U.S. House Judiciary Anti-trust Subcommittee has concluded its investigation of Silicon valley’s tech giants and Apple strongly objects to the committee’s conclusory remarks. The subcommittee is of the opinion that the U.S top tech giants have established “kinds of monopolies like the era of oil barons and railroad tycoons.”
Apple, Google, Facebook, and Amazon were under federal investigation for their allegedly anti-competitive behavior. Starting in July, the CEO of Apple, Tim Cook along with Sundar Pichai (CEO of Alphabet), Mark Zuckerberg (CEO of Facebook), and Jeff Bezos (CEO of Amazon) appeared in front of the federal probing committee, virtually to answer for their operational practices and policies and reviewed the anti-trust laws in the current digital age.
Subcommittee’s Conclusory Remarks
In the 450 pages document, the committee has recommended changes in antitrust laws as it believes that the tech giants have established “monopoly power” to take advantage of small businesses and competition.
In regards to Apple’s App Store, David Cicilline (Chairman of the subcommittee) is of the opinion to implement the “Glass-Steagall for the Internet” to establish Apple and App Store as two separate entities. As per the report, the iPhone maker controls the app distribution on iOS devices which affects competition.
House Democrats suggest that tech companies should not prioritize their own services to provide equal opportunities to competitors and should offer users ways to easily transfer their data from one platform to another.
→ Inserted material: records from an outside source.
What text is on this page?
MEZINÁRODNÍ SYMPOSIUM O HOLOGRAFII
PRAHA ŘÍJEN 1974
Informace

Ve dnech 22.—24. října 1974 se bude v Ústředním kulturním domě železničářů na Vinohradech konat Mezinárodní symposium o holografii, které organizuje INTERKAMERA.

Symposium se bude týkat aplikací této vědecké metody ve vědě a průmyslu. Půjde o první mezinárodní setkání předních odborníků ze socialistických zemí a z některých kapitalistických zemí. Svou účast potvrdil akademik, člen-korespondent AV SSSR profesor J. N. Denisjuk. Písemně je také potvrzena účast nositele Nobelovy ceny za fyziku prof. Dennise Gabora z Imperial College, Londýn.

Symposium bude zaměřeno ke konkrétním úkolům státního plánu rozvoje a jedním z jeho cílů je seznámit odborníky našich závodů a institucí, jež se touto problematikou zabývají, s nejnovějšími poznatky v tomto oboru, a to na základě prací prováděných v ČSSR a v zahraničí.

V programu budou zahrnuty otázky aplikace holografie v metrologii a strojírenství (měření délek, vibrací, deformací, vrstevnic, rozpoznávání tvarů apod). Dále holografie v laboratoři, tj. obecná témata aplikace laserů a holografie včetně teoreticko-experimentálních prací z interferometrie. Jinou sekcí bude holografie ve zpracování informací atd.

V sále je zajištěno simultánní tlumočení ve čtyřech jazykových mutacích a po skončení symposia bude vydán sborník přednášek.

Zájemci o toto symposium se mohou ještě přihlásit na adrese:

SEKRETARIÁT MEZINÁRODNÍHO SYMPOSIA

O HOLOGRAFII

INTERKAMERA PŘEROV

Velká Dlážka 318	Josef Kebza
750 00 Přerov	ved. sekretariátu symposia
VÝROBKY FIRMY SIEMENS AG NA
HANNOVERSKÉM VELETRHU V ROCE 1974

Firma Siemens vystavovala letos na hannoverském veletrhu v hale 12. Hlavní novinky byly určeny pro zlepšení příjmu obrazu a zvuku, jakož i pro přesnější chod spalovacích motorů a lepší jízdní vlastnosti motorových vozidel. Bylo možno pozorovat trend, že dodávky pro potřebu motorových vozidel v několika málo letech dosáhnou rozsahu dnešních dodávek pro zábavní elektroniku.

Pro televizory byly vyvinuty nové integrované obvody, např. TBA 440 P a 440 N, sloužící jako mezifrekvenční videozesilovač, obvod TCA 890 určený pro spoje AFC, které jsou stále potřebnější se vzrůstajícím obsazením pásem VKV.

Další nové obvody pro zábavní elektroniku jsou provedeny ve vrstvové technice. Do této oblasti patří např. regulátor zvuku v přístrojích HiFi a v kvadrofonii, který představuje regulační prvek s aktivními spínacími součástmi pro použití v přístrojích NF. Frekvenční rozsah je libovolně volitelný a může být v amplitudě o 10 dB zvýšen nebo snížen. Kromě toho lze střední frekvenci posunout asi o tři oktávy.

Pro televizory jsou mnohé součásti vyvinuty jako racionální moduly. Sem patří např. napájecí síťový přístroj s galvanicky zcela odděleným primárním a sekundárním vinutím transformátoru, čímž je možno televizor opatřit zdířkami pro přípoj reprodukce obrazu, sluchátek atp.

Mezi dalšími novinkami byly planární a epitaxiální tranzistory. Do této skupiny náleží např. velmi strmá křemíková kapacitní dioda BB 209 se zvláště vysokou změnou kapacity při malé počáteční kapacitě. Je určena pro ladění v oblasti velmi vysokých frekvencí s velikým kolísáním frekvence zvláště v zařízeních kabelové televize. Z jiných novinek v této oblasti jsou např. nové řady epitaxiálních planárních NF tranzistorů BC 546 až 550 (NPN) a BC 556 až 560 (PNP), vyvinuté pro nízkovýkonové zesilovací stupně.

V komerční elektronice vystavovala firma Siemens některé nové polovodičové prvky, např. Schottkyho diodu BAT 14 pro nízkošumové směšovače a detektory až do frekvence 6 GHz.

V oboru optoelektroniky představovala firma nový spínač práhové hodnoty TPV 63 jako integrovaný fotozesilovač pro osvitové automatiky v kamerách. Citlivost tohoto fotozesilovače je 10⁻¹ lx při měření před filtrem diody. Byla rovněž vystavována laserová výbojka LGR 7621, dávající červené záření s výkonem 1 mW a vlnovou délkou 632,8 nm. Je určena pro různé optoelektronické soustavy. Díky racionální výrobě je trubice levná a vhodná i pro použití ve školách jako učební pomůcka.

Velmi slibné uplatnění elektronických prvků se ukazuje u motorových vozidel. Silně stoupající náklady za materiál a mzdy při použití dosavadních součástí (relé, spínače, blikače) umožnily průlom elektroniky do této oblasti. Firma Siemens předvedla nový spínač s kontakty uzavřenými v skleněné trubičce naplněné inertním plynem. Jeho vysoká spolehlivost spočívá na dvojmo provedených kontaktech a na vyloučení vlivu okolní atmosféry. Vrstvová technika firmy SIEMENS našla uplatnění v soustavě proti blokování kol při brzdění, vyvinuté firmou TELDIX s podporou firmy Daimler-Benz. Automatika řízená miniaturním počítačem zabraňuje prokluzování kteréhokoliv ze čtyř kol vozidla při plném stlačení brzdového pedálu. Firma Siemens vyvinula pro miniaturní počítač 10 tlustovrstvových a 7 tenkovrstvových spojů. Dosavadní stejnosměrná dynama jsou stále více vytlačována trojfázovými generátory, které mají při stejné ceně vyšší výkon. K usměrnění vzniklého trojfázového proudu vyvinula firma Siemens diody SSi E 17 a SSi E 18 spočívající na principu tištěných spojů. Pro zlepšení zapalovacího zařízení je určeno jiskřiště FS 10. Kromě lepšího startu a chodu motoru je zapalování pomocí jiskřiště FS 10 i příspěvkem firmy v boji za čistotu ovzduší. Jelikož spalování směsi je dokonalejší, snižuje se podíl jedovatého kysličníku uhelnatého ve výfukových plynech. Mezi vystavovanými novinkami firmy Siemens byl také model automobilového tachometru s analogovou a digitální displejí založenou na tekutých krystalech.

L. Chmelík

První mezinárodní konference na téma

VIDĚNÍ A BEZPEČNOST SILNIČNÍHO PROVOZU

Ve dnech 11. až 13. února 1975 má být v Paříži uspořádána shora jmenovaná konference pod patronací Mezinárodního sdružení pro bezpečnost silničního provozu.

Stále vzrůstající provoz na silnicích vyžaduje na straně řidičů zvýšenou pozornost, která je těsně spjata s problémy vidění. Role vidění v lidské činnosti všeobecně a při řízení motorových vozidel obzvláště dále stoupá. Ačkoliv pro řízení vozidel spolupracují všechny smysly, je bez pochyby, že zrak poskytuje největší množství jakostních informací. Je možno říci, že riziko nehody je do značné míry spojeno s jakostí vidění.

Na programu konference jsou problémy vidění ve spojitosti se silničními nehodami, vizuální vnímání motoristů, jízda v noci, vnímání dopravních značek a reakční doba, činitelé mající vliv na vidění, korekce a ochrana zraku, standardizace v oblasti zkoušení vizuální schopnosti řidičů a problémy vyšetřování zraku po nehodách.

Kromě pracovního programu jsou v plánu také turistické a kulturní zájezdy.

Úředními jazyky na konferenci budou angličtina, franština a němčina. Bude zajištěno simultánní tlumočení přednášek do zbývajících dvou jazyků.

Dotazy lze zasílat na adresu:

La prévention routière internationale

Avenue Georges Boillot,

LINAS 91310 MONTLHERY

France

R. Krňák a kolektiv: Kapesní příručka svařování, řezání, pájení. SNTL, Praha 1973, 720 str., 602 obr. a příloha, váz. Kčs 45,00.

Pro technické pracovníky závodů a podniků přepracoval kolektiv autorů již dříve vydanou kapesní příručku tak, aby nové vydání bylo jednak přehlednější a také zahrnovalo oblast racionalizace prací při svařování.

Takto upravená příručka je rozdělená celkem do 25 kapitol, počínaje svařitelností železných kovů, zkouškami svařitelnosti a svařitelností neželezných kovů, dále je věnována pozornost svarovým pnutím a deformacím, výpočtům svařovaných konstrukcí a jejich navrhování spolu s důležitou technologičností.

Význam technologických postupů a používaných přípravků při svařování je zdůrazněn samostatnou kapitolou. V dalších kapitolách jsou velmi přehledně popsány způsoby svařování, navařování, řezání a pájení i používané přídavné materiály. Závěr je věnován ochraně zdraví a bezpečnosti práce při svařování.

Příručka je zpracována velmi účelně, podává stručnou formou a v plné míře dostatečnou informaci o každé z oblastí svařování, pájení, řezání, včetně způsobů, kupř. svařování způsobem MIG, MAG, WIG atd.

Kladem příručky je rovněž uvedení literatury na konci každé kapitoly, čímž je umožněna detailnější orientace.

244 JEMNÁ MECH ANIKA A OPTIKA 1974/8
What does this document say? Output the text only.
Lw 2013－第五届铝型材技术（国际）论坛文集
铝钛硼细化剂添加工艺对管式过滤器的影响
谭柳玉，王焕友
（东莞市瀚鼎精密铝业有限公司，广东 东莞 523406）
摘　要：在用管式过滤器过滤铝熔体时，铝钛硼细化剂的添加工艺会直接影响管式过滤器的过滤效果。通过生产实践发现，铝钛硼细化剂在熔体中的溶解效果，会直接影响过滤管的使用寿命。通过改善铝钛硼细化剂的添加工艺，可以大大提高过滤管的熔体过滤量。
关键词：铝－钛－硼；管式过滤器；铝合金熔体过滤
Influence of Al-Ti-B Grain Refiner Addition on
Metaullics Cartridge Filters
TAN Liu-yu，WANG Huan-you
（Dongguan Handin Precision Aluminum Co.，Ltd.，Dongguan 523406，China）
However, the Republicans oppose the structural separation suggestions of the committee.
“We have always said that scrutiny is reasonable and appropriate but we vehemently disagree with the conclusions reached in this staff report with respect to Apple. Our company does not have a dominant market share in any category where we do business. From its beginnings 12 years ago with just 500 apps, we’ve built the App Store to be a safe and trusted place for users to discover and download apps and a supportive way for developers to create and sell apps globally.
Hosting close to two million apps today, the App Store has delivered on that promise and met the highest standards for privacy, security and quality. The App Store has enabled new markets, new services and new products that were unimaginable a dozen years ago, and developers have been primary beneficiaries of this ecosystem.
Last year in the United States alone, the App Store facilitated $138 billion in commerce with over 85% of that amount accruing solely to third-party developers. Apple’s commission rates are firmly in the mainstream of those charged by other app stores and gaming marketplaces. Competition drives innovation, and innovation has always defined us at Apple. We work tirelessly to deliver the best products to our customers, with safety and privacy at their core, and we will continue to do so.”
In the coming day, the company will release a more detailed response. So, far it has been defending its App Store policies and explaining its benefits for consumers and developers on apple.com.